Brooke and the solitude at the summit

Then reality hit.  We had to hike down the 45 degree incline, this time facing OUT with the valley and surrounding Sierra Nevada Mountains before us.

Looking back at our accomplishment

Brooke hiking down the sub-dome

I thought the ascent was terrifying, but the climb down was indescribable.  A few steps into the descent, my water bottle fell out of my backpack and tumbled down toward the valley floor.  I froze as I watched it disappear from sight.  That made me think that just one slip and that could be me.  Kevin went in front of us so that in the event that we slipped, he could be our buffer.  Luckily for us, we didn't need him to be our human shield.  With only 50 feet to go, I felt my body begin to loosen up and relax as I knew we were going to reach the bottom safely.  Once at the bottom, I turned to admire our accomplishment.  But again, I realized that although we made it down Half Dome, we still had another 8 miles to hike to reach the bottom.  The sky was starting to turn a myriad of pinks and oranges which normally would be beautiful, but not when you are on a strenuous trail in the wilderness.  We reached the bottom but darkness had already settled in.  We started out our journey in the dark and ended it in the dark as well.  I felt an unbelievable relief wash over me as we drug our tired and sunburned bodies to our car.  We did it! Hiking Half Dome was a huge achievement one which I was able to share with family.  

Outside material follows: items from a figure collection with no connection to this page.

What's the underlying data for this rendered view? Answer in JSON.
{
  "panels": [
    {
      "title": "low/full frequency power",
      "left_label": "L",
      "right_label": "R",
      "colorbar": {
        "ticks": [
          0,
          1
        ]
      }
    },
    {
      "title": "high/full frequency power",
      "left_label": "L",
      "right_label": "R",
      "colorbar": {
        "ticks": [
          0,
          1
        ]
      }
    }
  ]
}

Perspective of Half Dome from across the valley

Brooke and I with Half Dome behind
We were fortunate enough to hike Half Dome when we did because now only hikers with permits are allowed to hike this icon.  Only 300 hikers a day are permitted to hike beyond the base of the sub-dome.  These lucky individuals are selected by a lottery system. Although this seems like a small number of hikers, it is one step toward preserving the beauty of Half Dome and Yosemite National Park for future generations.


  1. This was an amazing trip! I will never forget climbing Half Dome, especially the challenge it was! And I love SF! Good memories :)

  2. Beautiful. Absolutely beautiful. So glad I got to see these photos!

  3. I would pee my pants having to climb that rock/mountain/boulder!!